The net result of these trends is that over the next 20 years airport operators are expected to spend hundreds of billions of dollars on new airport construction, expansion, and modernization.
SCOPE OF STUDY
This report contains:
- Trends in the global airport industry that affect the demand for airport technologies
- Advanced airport technologies that are in use or under development
- Global market size, major segments, and growth trends
- Key patents
- Vendor profiles
METHODOLOGY AND INFORMATION SOURCES
The findings and conclusions of this report are based on information gathered from industry sources, including airports, airlines, engineering and consulting firms, and technology suppliers. Interview data were combined with information gathered through an extensive review of secondary sources such as trade publications, trade associations, company literature, and online databases to produce the projections contained in this report.
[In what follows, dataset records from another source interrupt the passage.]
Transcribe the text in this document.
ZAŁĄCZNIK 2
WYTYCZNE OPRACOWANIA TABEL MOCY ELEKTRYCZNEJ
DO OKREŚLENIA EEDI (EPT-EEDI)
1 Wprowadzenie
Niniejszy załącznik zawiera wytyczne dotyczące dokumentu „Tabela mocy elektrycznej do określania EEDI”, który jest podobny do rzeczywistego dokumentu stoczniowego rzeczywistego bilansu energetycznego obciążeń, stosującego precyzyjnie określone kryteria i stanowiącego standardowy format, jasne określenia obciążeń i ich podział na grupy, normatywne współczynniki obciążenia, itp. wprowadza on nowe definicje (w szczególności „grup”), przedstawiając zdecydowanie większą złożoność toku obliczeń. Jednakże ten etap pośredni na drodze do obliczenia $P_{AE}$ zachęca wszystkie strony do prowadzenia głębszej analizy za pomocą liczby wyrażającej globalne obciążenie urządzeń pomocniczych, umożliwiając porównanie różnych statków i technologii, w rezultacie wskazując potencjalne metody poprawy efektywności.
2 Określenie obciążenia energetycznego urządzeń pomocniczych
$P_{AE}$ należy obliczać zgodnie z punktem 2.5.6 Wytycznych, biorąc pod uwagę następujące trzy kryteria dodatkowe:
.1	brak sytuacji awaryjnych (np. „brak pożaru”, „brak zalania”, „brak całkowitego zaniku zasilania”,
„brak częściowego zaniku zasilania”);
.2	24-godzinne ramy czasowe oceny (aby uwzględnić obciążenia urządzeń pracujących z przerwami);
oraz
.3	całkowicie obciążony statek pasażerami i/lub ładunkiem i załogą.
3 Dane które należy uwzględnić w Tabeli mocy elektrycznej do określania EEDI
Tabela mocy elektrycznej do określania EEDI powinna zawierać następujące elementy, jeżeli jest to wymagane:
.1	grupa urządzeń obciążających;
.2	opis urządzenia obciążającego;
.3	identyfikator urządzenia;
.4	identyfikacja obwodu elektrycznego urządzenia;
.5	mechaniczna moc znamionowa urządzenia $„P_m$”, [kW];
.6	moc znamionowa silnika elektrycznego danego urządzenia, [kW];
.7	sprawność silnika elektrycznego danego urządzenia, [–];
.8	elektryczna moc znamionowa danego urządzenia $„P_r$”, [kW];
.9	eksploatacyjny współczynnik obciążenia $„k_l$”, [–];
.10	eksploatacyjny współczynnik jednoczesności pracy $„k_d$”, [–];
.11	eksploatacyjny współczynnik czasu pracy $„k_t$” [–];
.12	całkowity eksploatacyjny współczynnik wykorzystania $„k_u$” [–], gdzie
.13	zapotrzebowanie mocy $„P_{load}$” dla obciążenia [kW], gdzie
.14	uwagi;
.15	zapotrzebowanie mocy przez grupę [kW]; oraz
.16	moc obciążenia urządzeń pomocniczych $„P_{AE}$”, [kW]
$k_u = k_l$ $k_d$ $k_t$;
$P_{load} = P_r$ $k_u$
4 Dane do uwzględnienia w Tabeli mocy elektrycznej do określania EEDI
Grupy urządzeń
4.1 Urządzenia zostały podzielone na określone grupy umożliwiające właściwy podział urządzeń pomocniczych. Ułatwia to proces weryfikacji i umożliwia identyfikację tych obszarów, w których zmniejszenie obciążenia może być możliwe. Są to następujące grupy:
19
The base year for analysis and projection is 2006. With 2006 as a baseline, market projections were developed for 2007 to 2012. These projections are based on a combination of a consensus among the primary contacts combined with our understanding of the key market drivers and their impact from a historical and analytical perspective.
Methodologies and assumptions used to develop the market projections in this report are discussed at length under the various types of airport technology addressed. This report carefully documents data sources and assumptions. This way, readers can see how the market estimates were developed and, if they so desire, test the impact on the final numbers of changing assumptions such as price.
Andrew McWilliams, the author of this report, is a partner in the Boston-based international technology and marketing consulting firm, 43rd Parallel, LLC. He is also the author of numerous other Business Communications Co. studies, including several nanotechnology-related studies such as Nanotechnology: A Realistic Market Evaluation; Nanocatalysts; Nanosensors; Nanotechnology for Photonics; Nanotechnology for Consumer Products; and Nanotechnology in Life Sciences Applications.